# Dog pee damaged hardwood floor



## BroRage (Dec 19, 2011)

HI, 

I have rugs on my hardwood floor. One day, I lift my rug for cleaning and found that my dog urinate soaked through the rug and damaged my floor. There is a black color around the hardwood piece. On the piece, the surface is not smooth anymore, I guess it is warped now. Here are my questions.

1. for just the appearance, how can I get rid of the black color around the hardword piece? So it does not constantly reminded me that my dogs are killing me.

2. How does this type of damage really get repaired? Do I need to called an expert? How much does it cost to repair?

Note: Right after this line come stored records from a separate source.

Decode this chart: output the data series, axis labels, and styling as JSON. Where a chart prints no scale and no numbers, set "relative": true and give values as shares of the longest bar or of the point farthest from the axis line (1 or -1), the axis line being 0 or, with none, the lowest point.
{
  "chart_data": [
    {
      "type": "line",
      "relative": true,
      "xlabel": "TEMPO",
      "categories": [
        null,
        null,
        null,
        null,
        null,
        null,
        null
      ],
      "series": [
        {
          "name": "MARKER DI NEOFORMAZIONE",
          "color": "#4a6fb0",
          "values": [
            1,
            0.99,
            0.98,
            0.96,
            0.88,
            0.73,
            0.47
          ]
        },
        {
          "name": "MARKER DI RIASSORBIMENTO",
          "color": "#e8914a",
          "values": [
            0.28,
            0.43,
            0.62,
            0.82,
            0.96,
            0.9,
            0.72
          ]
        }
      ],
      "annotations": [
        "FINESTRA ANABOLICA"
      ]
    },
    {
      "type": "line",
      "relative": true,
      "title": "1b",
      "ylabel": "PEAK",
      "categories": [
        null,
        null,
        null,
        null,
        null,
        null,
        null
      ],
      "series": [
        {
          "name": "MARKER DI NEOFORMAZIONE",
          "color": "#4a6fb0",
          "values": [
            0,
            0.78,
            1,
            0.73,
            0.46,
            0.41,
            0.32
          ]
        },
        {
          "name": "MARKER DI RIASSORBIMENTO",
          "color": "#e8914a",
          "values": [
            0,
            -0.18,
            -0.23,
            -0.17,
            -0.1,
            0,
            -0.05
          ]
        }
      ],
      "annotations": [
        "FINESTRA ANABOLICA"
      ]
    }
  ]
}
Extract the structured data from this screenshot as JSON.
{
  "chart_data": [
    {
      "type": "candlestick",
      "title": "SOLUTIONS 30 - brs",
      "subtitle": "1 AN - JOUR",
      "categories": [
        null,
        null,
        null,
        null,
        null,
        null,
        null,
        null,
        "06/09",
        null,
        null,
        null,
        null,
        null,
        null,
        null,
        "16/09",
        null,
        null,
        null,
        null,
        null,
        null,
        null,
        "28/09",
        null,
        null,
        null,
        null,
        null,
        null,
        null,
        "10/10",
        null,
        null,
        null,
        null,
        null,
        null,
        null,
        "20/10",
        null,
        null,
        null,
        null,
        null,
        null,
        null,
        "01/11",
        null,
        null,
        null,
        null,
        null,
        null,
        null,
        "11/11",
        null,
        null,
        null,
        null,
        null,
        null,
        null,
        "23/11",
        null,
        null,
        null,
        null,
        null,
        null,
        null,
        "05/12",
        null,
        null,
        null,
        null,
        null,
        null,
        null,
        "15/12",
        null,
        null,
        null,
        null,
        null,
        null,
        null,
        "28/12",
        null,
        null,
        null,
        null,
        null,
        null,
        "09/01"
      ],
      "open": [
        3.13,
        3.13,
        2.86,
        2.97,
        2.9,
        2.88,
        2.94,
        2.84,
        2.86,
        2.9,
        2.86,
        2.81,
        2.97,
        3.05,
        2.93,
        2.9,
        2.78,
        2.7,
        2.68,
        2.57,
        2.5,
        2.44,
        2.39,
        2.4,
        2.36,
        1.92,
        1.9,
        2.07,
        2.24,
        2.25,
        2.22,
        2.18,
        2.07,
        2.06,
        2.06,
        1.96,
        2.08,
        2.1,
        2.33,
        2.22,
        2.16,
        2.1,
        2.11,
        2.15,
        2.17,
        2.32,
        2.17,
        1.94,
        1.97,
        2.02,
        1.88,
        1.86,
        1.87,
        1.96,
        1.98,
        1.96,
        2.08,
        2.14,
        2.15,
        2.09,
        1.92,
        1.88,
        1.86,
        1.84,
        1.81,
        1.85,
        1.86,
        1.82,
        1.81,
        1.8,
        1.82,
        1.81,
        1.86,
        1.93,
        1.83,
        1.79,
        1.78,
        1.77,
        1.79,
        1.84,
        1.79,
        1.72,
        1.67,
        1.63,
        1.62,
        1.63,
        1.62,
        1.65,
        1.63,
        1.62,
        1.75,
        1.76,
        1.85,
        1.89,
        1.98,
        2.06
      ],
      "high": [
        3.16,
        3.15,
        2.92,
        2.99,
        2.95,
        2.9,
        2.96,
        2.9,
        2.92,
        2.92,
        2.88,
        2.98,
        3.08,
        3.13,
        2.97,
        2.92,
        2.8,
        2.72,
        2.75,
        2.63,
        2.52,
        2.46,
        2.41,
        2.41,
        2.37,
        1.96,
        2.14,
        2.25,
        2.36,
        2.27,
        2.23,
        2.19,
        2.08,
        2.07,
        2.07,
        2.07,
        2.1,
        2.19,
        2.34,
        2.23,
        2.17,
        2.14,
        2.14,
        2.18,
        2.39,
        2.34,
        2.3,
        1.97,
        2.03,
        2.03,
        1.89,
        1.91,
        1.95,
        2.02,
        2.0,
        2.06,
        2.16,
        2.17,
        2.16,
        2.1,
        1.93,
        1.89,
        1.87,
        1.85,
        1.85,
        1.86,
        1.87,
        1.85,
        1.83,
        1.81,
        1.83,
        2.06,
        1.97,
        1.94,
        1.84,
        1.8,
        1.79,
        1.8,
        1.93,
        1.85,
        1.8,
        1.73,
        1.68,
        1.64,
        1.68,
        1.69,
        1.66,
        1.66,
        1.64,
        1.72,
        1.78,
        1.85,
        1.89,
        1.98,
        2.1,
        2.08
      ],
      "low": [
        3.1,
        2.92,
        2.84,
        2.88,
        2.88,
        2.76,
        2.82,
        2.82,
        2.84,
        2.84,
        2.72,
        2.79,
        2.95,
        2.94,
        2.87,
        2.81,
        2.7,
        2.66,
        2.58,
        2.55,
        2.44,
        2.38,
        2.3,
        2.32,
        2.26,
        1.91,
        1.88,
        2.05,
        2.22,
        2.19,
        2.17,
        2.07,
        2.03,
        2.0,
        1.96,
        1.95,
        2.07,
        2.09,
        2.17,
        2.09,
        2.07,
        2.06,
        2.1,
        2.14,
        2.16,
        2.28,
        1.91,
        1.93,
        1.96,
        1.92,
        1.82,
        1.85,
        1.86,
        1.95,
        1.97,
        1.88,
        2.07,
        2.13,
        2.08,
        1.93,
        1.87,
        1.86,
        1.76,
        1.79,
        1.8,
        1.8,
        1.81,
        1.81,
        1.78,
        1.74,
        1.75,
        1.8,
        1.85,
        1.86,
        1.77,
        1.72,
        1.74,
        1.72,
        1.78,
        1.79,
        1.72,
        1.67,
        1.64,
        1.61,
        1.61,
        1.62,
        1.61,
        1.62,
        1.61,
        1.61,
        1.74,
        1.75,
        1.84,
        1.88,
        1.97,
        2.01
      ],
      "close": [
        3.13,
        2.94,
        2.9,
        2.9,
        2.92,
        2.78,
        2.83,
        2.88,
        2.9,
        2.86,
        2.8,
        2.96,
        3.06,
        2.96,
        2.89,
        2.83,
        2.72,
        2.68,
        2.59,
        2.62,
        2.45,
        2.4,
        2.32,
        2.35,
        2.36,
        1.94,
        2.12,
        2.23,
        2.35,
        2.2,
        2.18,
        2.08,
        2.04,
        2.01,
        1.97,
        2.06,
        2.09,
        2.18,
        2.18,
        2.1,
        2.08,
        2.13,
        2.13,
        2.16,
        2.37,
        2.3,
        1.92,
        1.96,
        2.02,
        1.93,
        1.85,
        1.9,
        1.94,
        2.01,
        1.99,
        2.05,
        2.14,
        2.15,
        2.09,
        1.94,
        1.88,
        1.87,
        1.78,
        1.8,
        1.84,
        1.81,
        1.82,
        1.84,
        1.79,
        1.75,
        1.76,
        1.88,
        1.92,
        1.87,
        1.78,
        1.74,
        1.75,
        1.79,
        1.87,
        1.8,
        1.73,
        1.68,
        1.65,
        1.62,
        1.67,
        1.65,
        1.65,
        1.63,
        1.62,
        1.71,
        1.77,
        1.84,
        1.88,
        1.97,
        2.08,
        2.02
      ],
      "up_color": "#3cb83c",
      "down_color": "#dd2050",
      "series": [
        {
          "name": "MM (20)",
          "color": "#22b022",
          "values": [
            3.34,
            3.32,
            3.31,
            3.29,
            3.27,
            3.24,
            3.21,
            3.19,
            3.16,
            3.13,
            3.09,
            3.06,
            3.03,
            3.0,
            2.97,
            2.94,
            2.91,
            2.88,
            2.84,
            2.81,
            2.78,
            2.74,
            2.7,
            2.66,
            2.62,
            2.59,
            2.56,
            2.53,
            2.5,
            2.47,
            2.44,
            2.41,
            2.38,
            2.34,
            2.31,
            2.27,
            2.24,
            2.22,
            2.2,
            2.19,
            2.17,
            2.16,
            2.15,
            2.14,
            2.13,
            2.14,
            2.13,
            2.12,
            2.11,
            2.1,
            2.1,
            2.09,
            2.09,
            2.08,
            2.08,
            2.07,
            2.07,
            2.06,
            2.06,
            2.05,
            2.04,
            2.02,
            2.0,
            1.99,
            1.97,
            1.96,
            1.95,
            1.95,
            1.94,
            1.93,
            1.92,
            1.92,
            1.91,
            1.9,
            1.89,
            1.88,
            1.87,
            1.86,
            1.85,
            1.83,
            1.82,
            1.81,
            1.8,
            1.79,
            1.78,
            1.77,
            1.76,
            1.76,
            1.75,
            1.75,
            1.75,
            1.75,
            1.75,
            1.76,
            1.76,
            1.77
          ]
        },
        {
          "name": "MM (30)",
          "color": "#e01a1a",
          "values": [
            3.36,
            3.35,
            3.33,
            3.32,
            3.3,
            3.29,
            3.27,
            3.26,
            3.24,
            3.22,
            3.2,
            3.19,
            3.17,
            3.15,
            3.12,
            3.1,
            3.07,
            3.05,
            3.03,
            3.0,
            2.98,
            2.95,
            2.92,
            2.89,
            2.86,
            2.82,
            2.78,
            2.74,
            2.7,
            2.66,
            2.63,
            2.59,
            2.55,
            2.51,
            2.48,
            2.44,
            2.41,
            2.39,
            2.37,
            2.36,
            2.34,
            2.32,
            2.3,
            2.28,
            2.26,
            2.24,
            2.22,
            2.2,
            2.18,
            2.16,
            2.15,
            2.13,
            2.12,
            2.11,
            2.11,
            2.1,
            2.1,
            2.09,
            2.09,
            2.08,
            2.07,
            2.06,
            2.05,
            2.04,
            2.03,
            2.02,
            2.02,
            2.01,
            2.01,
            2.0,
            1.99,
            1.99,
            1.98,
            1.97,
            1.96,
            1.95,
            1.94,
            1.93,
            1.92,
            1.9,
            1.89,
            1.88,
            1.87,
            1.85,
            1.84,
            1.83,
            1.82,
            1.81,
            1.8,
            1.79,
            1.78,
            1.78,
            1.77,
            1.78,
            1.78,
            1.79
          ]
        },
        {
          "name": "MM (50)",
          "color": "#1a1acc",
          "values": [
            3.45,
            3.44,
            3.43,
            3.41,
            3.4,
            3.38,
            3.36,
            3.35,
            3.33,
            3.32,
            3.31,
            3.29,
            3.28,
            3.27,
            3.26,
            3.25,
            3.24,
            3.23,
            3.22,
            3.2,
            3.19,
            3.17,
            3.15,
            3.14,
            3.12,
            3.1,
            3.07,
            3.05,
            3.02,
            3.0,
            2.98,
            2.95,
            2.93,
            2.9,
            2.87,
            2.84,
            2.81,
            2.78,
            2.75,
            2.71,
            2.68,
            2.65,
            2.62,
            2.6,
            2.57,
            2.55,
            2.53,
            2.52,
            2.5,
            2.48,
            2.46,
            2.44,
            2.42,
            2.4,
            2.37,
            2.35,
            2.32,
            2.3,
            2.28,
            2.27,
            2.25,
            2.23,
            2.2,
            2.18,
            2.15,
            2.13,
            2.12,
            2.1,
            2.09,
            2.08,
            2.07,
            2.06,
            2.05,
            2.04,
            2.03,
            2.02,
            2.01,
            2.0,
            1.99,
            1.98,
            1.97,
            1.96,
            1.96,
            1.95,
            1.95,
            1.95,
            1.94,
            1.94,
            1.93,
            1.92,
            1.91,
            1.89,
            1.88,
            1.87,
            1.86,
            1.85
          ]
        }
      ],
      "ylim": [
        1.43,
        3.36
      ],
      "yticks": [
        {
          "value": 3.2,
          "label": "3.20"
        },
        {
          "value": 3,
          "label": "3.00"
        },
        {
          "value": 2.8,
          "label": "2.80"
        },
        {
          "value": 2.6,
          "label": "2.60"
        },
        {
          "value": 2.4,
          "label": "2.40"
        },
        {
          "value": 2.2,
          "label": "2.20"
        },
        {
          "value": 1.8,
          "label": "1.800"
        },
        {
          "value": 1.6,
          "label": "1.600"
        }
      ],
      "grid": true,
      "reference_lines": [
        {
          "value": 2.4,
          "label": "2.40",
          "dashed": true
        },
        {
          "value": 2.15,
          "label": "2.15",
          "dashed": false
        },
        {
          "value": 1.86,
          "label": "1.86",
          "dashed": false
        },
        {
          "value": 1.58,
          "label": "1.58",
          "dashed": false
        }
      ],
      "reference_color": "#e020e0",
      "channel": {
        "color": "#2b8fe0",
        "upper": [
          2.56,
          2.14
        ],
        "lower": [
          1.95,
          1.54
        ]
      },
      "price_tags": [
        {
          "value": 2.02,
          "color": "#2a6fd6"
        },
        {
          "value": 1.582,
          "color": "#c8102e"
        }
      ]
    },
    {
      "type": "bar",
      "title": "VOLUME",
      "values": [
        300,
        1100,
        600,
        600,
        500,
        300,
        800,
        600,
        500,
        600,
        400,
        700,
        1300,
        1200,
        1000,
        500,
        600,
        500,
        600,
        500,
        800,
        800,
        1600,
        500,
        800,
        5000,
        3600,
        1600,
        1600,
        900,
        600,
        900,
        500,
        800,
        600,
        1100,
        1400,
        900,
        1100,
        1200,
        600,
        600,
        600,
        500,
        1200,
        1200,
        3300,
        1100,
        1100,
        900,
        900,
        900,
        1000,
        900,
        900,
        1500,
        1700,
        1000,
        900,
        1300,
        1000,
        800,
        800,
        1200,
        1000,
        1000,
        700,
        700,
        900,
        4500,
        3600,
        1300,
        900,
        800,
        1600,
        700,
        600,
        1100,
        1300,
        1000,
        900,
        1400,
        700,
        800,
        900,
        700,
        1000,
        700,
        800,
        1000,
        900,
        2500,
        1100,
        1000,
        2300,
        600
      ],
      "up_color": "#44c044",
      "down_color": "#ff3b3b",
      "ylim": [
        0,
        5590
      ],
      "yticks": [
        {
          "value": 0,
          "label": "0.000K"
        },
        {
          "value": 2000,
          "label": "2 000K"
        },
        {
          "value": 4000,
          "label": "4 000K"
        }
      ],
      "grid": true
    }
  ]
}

Any advice would be greatly appreciated. and yes, my dogs need more training.

Thanks


----------



## isola96 (Dec 19, 2011)

Post a pic, unfortunately damage is done replace the effected pieces is the best way to fix it.... Or u can buff the area and use a wood stain but it will never look right again. 3rd you will have to leave a rug there.


----------



## 1jackguy (Dec 20, 2011)

lowe's has a product call rine-gone works greats


----------



## BroRage (Dec 21, 2011)

Here are the pics. I found 3 areas when I lifted the two rugs.


----------



## SnellExperts (Dec 21, 2011)

1jackguy said:


> lowe's has a product call rine-gone works greats



Does it actually work for fixing it? I have always thought with urine damage on hard wood floors that you basically had to replace the damage pieces like the guy above you was saying.


----------



## isola96 (Dec 21, 2011)

It doesn't look that bad should work or try it out 1st won't hurt any.


----------



## BroRage (Dec 22, 2011)

I'll go to Lowes this weekend and get the Urine Gone and try it out.


----------



## SnellExperts (Dec 26, 2011)

I need to take pictures of the floor in our office from the dogs that the previous owners had. Its a pretty big black spot. Will see if I can get some pictures posted soon.


----------